ホースロギングファニチャープロジェクト
荒廃した日本の森を再生するため、長野県黒姫で私財を投じて放置されていた森を買い取り、アファンの森として再生を実践してきた、C.W.ニコル氏。その活動は林野庁も動かし、2012年にアファンの森に隣接する国有林の整備を、民間団体として初めて協定を結び委託されました。
まずは暗く荒れ放題の人工林に光を呼び込むため、残すべき木を選び、健全な成長が見込めない木の間伐を、森林管理の一人者である京都大学名誉教授の竹内典之先生の指導のもと実施しました。放置されていた人工林には作業道もなく、伐り出した間伐材を運び出す手段としてホースロギング(馬搬)を行うことになりました。

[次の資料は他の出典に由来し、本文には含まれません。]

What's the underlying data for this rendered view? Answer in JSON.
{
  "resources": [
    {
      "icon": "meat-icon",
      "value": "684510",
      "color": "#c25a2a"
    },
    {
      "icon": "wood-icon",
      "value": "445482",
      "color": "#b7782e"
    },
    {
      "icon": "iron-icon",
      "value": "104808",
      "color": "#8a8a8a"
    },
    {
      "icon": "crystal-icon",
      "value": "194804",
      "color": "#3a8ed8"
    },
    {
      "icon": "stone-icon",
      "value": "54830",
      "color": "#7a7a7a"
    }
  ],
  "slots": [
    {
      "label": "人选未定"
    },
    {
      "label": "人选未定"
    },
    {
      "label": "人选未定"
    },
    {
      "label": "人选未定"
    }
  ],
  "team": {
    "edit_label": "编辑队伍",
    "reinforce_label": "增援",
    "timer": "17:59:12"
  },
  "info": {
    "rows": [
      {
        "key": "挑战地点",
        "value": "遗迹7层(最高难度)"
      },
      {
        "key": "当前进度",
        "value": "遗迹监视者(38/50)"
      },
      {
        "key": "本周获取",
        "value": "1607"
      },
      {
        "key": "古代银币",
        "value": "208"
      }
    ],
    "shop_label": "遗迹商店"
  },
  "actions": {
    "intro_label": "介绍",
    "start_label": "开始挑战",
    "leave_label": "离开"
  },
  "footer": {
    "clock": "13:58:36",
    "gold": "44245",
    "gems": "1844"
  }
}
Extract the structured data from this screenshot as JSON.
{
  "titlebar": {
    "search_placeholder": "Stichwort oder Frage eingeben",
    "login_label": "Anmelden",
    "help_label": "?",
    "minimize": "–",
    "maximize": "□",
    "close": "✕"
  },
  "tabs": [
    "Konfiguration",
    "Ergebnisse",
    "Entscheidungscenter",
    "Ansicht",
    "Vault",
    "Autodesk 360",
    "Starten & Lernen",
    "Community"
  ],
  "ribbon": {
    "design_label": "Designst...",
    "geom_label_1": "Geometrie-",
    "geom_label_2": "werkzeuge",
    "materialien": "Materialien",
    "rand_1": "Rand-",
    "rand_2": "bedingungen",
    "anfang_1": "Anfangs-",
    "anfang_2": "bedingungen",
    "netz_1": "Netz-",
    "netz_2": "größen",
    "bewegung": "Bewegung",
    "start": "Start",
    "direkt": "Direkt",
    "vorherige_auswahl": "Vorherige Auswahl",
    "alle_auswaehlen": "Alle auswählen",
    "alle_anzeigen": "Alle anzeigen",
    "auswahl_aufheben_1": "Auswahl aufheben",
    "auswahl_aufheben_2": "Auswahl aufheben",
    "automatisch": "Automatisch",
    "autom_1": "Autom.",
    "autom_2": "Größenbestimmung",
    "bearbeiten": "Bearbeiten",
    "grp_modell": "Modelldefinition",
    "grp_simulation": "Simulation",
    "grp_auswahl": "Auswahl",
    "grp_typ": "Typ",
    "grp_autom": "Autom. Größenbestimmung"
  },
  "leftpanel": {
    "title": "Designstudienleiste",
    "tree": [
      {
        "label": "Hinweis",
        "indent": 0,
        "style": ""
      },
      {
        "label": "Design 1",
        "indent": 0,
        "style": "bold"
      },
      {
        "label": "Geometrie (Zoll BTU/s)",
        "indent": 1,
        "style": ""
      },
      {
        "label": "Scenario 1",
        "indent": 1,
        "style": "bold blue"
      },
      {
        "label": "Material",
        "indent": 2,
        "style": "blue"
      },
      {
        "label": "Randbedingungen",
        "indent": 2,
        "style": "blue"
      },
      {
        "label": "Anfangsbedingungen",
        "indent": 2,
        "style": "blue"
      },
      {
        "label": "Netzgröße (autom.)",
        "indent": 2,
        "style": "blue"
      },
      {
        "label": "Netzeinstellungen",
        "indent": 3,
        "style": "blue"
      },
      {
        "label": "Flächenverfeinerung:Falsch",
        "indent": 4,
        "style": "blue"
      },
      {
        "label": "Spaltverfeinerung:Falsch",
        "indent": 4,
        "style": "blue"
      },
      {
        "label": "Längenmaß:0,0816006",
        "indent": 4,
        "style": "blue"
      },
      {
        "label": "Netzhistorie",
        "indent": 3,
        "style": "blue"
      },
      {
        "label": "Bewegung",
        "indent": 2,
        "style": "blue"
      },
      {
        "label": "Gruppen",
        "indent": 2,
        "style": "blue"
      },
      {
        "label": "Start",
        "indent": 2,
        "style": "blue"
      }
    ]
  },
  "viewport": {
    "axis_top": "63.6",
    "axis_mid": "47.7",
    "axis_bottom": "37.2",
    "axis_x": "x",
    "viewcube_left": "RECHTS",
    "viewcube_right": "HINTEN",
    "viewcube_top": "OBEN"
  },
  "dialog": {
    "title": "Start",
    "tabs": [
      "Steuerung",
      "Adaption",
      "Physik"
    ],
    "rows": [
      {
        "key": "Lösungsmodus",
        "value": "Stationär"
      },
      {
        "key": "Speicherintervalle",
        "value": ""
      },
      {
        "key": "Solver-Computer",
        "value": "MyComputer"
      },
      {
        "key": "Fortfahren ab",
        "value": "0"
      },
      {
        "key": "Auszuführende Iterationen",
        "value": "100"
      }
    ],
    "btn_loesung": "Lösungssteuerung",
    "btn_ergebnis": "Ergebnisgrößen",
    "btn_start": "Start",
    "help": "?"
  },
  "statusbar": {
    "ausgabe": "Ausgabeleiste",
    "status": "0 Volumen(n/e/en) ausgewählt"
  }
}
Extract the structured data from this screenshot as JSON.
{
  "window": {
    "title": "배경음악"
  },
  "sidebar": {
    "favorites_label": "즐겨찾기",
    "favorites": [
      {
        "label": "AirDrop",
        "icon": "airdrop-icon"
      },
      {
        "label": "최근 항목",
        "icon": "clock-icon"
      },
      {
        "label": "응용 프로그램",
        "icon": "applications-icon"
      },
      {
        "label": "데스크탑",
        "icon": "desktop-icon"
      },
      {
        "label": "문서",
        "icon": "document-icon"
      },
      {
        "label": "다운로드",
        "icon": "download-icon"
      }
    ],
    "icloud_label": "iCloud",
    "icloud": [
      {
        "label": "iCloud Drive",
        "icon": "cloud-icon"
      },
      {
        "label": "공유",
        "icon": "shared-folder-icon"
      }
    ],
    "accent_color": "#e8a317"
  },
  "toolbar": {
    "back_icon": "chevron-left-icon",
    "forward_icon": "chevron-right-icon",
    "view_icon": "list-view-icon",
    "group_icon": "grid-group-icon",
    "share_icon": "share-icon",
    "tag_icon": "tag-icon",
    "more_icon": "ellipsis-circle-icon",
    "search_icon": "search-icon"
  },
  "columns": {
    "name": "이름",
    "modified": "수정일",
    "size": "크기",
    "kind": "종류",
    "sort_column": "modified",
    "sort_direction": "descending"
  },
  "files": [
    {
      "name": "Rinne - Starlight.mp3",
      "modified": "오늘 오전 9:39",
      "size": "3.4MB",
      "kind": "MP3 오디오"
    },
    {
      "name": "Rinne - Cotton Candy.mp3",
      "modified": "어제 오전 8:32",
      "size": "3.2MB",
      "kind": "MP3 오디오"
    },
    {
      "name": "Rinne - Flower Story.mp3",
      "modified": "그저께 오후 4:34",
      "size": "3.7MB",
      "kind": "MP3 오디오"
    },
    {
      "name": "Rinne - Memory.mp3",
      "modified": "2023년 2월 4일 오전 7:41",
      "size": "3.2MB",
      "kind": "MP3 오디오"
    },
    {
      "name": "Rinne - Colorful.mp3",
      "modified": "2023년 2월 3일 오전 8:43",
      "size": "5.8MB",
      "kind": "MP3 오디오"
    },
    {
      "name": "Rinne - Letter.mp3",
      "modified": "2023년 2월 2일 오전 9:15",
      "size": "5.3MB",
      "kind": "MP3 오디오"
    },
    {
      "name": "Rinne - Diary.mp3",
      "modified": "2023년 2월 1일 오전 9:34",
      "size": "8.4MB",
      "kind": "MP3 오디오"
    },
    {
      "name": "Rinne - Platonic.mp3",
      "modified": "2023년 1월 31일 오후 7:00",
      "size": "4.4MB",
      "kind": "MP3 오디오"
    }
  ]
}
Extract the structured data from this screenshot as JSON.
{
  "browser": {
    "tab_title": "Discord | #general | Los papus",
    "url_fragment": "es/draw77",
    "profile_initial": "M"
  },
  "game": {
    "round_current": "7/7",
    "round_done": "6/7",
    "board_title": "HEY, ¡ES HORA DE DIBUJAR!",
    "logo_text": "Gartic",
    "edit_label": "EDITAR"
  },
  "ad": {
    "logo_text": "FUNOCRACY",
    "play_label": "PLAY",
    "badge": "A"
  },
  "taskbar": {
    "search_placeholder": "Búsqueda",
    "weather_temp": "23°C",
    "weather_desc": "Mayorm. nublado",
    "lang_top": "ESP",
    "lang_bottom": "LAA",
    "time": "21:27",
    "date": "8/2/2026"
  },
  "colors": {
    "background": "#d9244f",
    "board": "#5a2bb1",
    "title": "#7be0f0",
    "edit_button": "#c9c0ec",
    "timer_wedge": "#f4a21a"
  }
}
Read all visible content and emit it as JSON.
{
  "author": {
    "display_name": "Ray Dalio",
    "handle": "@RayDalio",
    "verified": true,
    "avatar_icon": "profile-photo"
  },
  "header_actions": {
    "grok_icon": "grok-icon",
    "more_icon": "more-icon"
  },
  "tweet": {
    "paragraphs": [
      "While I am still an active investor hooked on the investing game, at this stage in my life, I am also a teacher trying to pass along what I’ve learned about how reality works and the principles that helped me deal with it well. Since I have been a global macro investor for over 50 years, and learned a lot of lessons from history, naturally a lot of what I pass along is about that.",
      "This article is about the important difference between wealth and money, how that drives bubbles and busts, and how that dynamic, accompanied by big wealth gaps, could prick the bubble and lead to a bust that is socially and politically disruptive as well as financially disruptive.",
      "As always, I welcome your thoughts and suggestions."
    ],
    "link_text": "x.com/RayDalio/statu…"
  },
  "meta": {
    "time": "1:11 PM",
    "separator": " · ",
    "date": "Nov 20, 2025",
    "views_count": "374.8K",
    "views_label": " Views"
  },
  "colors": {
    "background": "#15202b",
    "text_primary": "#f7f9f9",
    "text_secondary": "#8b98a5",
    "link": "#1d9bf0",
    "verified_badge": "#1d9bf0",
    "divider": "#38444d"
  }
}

人工林はもともと木材を生産し森の経済を循環させる重要な役割があります。そのため切り出した材を有効活用することが肝要と考えたニコル氏の協力要請により、ホースロギングで伐り出された木材をオカムラで家具にして世に出し、人工林の再生方法やホースロギングの振興を世の中にアピールするため、ホースロギングファニチャープロジェクトが立ち上がりました。放置された人工林のスギの間伐材を販売できる家具にすることは課題も多いのですが、ニコル氏の熱意により、人の汗と知恵と愛情をもってプロジェクトは推進されています。家具に出来なかった部分は、チップにして森の散策路に散布し土に戻したり、簡易製材を行い、森のベンチや設備に生まれ変わりました。